Under the British Waterways Act 1995, licences can only be given to vessels which are used “bona fide for navigation throughout the period for which the consent is valid without remaining continuously in any one place for more than 14 days or such longer period as is reasonable in the circumstances.”

The CRT interprets this to mean that boat owners must be continuously cruising, up to 20 miles a year in any one direction.

However, a lack of permanent moorings and the pressures of being close to a job or a school means many boat dwellers travel much shorter distances, usually up and down the same stretch of waterway.

Last month, the CRT announced that from 1 May 2016, it will no longer offer three month restricted licences to boaters who have not been meeting the terms of their ‘continuous cruiser’ licence.

The trust argues that since May 2015, it has been doing all it can to provide “greater clarity” to boaters without a home mooring.

This has included: getting in touch early to let boaters know when they haven’t been moving enough to meet the terms of their licence; sending out information packs when people take up a ‘continuous cruising’ licence; and sending text messages to overstaying boats to see if they need any help.

The CRT’s head of boating, Mike Grimes, believes the measures are having a positive effect.

“It has been encouraging to see that many boaters on short duration licences have been able to increase their range of movement, while a number have opted to take home moorings. Half of those issued with a three month licence, and nearly two-thirds of those issued a six month licence, improved their cruising pattern whilst on a restricted licence and were offered further licences on this basis,” he said in a CRT media release.

Grimes explained that offering three month restricted licences was always a temporary measure.

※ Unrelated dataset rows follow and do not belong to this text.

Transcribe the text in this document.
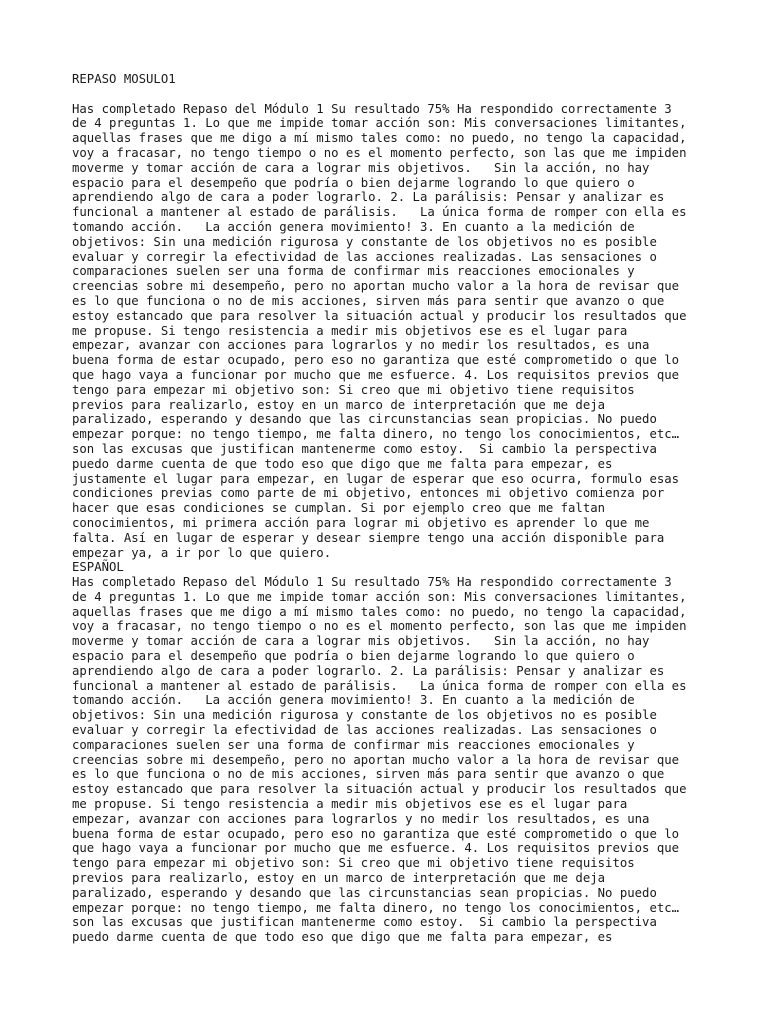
REPASO MOSULO1
Has completado Repaso del Módulo 1 Su resultado 75% Ha respondido correctamente 3
de 4 preguntas 1. Lo que me impide tomar acción son: Mis conversaciones limitantes,
aquellas frases que me digo a mí mismo tales como: no puedo, no tengo la capacidad,
voy a fracasar, no tengo tiempo o no es el momento perfecto, son las que me impiden
moverme y tomar acción de cara a lograr mis objetivos.   Sin la acción, no hay
espacio para el desempeño que podría o bien dejarme logrando lo que quiero o
aprendiendo algo de cara a poder lograrlo. 2. La parálisis: Pensar y analizar es
funcional a mantener al estado de parálisis.   La única forma de romper con ella es
tomando acción.   La acción genera movimiento! 3. En cuanto a la medición de
objetivos: Sin una medición rigurosa y constante de los objetivos no es posible
evaluar y corregir la efectividad de las acciones realizadas. Las sensaciones o
comparaciones suelen ser una forma de confirmar mis reacciones emocionales y
creencias sobre mi desempeño, pero no aportan mucho valor a la hora de revisar que
es lo que funciona o no de mis acciones, sirven más para sentir que avanzo o que
estoy estancado que para resolver la situación actual y producir los resultados que
me propuse. Si tengo resistencia a medir mis objetivos ese es el lugar para
empezar, avanzar con acciones para lograrlos y no medir los resultados, es una
buena forma de estar ocupado, pero eso no garantiza que esté comprometido o que lo
que hago vaya a funcionar por mucho que me esfuerce. 4. Los requisitos previos que
tengo para empezar mi objetivo son: Si creo que mi objetivo tiene requisitos
previos para realizarlo, estoy en un marco de interpretación que me deja
paralizado, esperando y desando que las circunstancias sean propicias. No puedo
empezar porque: no tengo tiempo, me falta dinero, no tengo los conocimientos, etc…
son las excusas que justifican mantenerme como estoy.  Si cambio la perspectiva
puedo darme cuenta de que todo eso que digo que me falta para empezar, es
justamente el lugar para empezar, en lugar de esperar que eso ocurra, formulo esas
condiciones previas como parte de mi objetivo, entonces mi objetivo comienza por
hacer que esas condiciones se cumplan. Si por ejemplo creo que me faltan
conocimientos, mi primera acción para lograr mi objetivo es aprender lo que me
falta. Así en lugar de esperar y desear siempre tengo una acción disponible para
empezar ya, a ir por lo que quiero.
ESPAÑOL
Has completado Repaso del Módulo 1 Su resultado 75% Ha respondido correctamente 3
de 4 preguntas 1. Lo que me impide tomar acción son: Mis conversaciones limitantes,
aquellas frases que me digo a mí mismo tales como: no puedo, no tengo la capacidad,
voy a fracasar, no tengo tiempo o no es el momento perfecto, son las que me impiden
moverme y tomar acción de cara a lograr mis objetivos.   Sin la acción, no hay
espacio para el desempeño que podría o bien dejarme logrando lo que quiero o
aprendiendo algo de cara a poder lograrlo. 2. La parálisis: Pensar y analizar es
funcional a mantener al estado de parálisis.   La única forma de romper con ella es
tomando acción.   La acción genera movimiento! 3. En cuanto a la medición de
objetivos: Sin una medición rigurosa y constante de los objetivos no es posible
evaluar y corregir la efectividad de las acciones realizadas. Las sensaciones o
comparaciones suelen ser una forma de confirmar mis reacciones emocionales y
creencias sobre mi desempeño, pero no aportan mucho valor a la hora de revisar que
es lo que funciona o no de mis acciones, sirven más para sentir que avanzo o que
estoy estancado que para resolver la situación actual y producir los resultados que
me propuse. Si tengo resistencia a medir mis objetivos ese es el lugar para
empezar, avanzar con acciones para lograrlos y no medir los resultados, es una
buena forma de estar ocupado, pero eso no garantiza que esté comprometido o que lo
que hago vaya a funcionar por mucho que me esfuerce. 4. Los requisitos previos que
tengo para empezar mi objetivo son: Si creo que mi objetivo tiene requisitos
previos para realizarlo, estoy en un marco de interpretación que me deja
paralizado, esperando y desando que las circunstancias sean propicias. No puedo
empezar porque: no tengo tiempo, me falta dinero, no tengo los conocimientos, etc…
son las excusas que justifican mantenerme como estoy.  Si cambio la perspectiva
puedo darme cuenta de que todo eso que digo que me falta para empezar, es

“Six month restricted licences may still be offered to those boats that aren’t quite meeting the movement requirements to allow them a final opportunity to show an improvement. Boats without a home mooring that are not moving in line with our guidance, despite all the communication they have received, will no longer be offered a licence of any duration,” he said.

But, the National Bargee Travellers Association is demanding that the CRT stops “evicting or threatening to evict boat dwellers without permanent moorings based on their travel pattern, because of an arbitrary and unlawful minimum distance ‘rule’ that has been imposed since last May”.

It also wants a stop to 24-hour mooring limits, arguing that the law entitles boat dwellers to stay 14 days in one place.

The association claims boat dwellers without permanent moorings suffer “persistent harassment”, “violations of privacy” and a “lack of support” for their live-aboard needs.

It wants the CRT to do more to maintain the banks and towpaths of the waterways and install more mooring rings and facilities.

On 16 April, the association will be joining the March for Health, Homes, Jobs and Education in London. It will be handing in a petition to Parliament demanding that the Government pressures CRT to “stop its attack on boat dwellers without a permanent mooring”.